Rather than taking my exams in a room of 800 people(no exaggeration, Loughborough is huge), I will now be in a room of maximum 40 people. Although I won’t be pursuing CBT through the university, it’s an option that is there! Universities can put plans into place where your attendance is not monitored, you study from home, etc. Knowing that things can be altered if you’re struggling is reassuring, and I would recommend getting in touch ASAP if you are having an anxious downturn – you can also be eligible for special consideration/mitigating circumstances in exams and coursework if you are struggling with mental health (you’ll need a doctors note).
3. Bedtime routines
I used to be that one kid that would ask their parents if they could go to bed earlier, rather than asking to stay up late – sleeping heavily was the easiest thing ever. Since being back at uni, I’ve found my sleep schedule is shot to pieces. It takes hours to fall asleep, I wake up constantly and never feel fully rested anymore. Over the Christmas break, I’ve managed to somewhat try to save my sleeping pattern.

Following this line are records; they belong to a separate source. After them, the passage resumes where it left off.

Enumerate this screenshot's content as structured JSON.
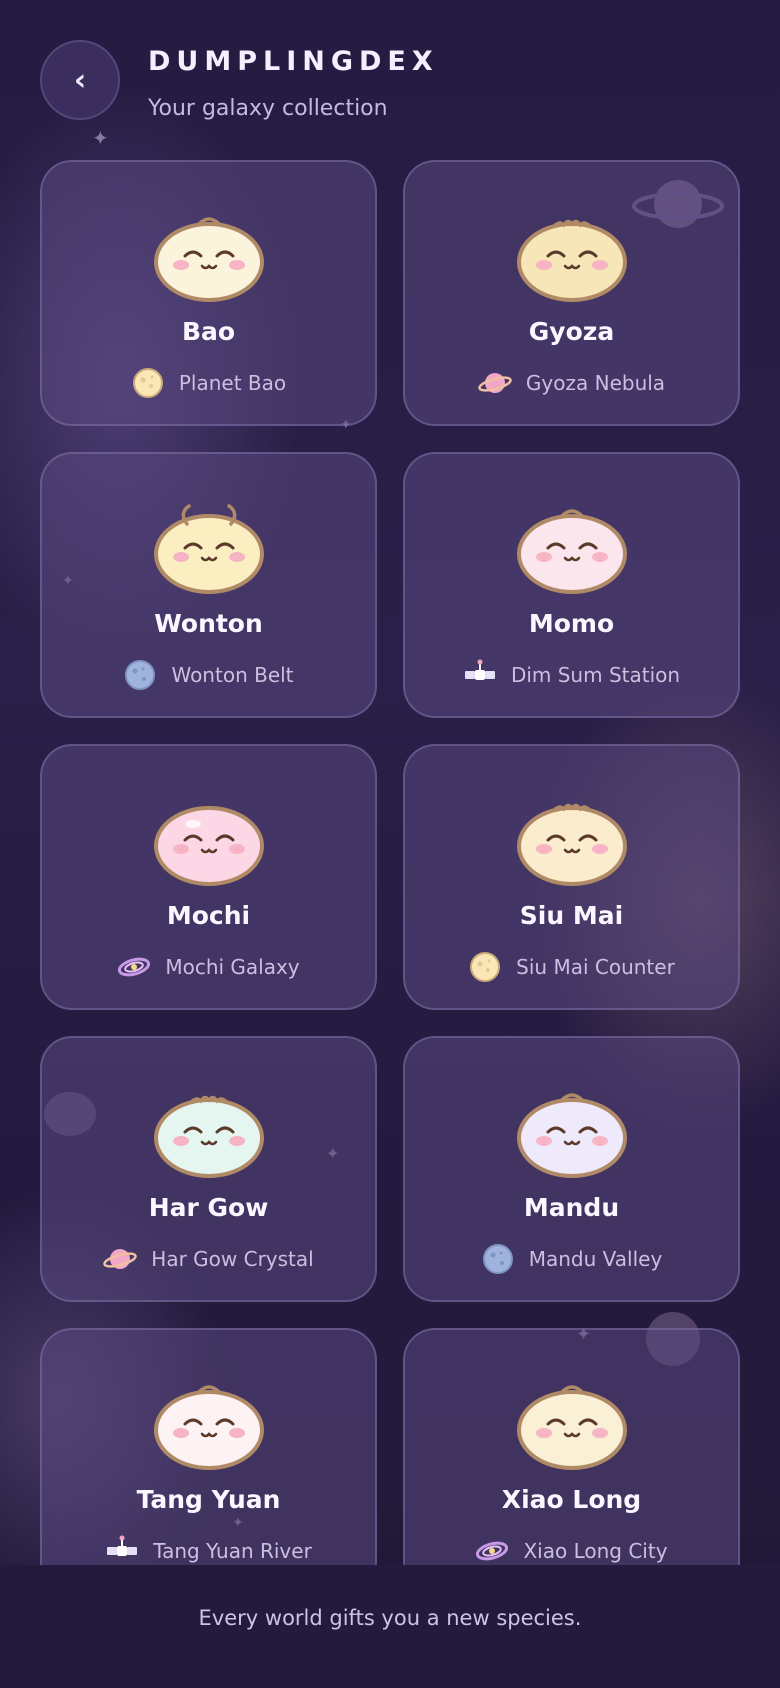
{
  "header": {
    "back_icon": "chevron-left-icon",
    "title": "DUMPLINGDEX",
    "subtitle": "Your galaxy collection"
  },
  "dumplings": [
    {
      "name": "Bao",
      "world": "Planet Bao",
      "world_icon": "moon-icon",
      "body_color": "#fbf3dc"
    },
    {
      "name": "Gyoza",
      "world": "Gyoza Nebula",
      "world_icon": "ringed-planet-icon",
      "body_color": "#f6e6b8"
    },
    {
      "name": "Wonton",
      "world": "Wonton Belt",
      "world_icon": "asteroid-icon",
      "body_color": "#fbefc2"
    },
    {
      "name": "Momo",
      "world": "Dim Sum Station",
      "world_icon": "satellite-icon",
      "body_color": "#fbe6ee"
    },
    {
      "name": "Mochi",
      "world": "Mochi Galaxy",
      "world_icon": "galaxy-icon",
      "body_color": "#fcd7e6"
    },
    {
      "name": "Siu Mai",
      "world": "Siu Mai Counter",
      "world_icon": "moon-icon",
      "body_color": "#fbeccd"
    },
    {
      "name": "Har Gow",
      "world": "Har Gow Crystal",
      "world_icon": "ringed-planet-icon",
      "body_color": "#e4f6ef"
    },
    {
      "name": "Mandu",
      "world": "Mandu Valley",
      "world_icon": "asteroid-icon",
      "body_color": "#efeafb"
    },
    {
      "name": "Tang Yuan",
      "world": "Tang Yuan River",
      "world_icon": "satellite-icon",
      "body_color": "#fdf2f4"
    },
    {
      "name": "Xiao Long",
      "world": "Xiao Long City",
      "world_icon": "galaxy-icon",
      "body_color": "#f9f0d6"
    }
  ],
  "footer": {
    "text": "Every world gifts you a new species."
  },
  "colors": {
    "background": "#241a3e",
    "card": "#4a3a6e",
    "outline": "#b08a66",
    "cheek": "#f7b4c4"
  }
}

No more phone before bed! I think it adds to my overthinking. Constantly checking social media, googling various ailments I’m suffering from at the time, looking at my bank account, the list goes on. I now put my phone away about 45/30 mins before I want to sleep, and crack out the old Kindle and grab a hot drink. Reading really does help relax you – it doesn’t have to be anything intense (I’m quite fond of the free romance novels, even if a lot of them seem to be cowboy themed), but it gives your brain some time to settle down before attempting to sleep, rather than coming straight from stalking the Jenners on Instagram.
I know you’re probably thinking, reading is not a revolutionary tip for helping you sleep BUT when I settle down for a little bit of literary flirting, I like to turn on my aromatherapy diffuser.
I love the idea of aromatherapy. I’ve got loads of little rollerball bottles for my wrists when I’m feeling a bit overwhelmed, and they really do work! My diffuser was about £17 (I can’t find the exact link but there are loads from Amazon)and I just put in a bit of water, a few drops of any scented oil and leave it to bubble away whilst I’m reading – the lavender oil especially knocks me out and is great if you are struggling to sleep. Side note – this diffuser is also really good if you’ve got a cold, pop some tea tree oil in it and it’s like a Vicks dream.The diffuser is fab because it’s a cold vapour, so no risk of accidentally burning yourself during your zen time.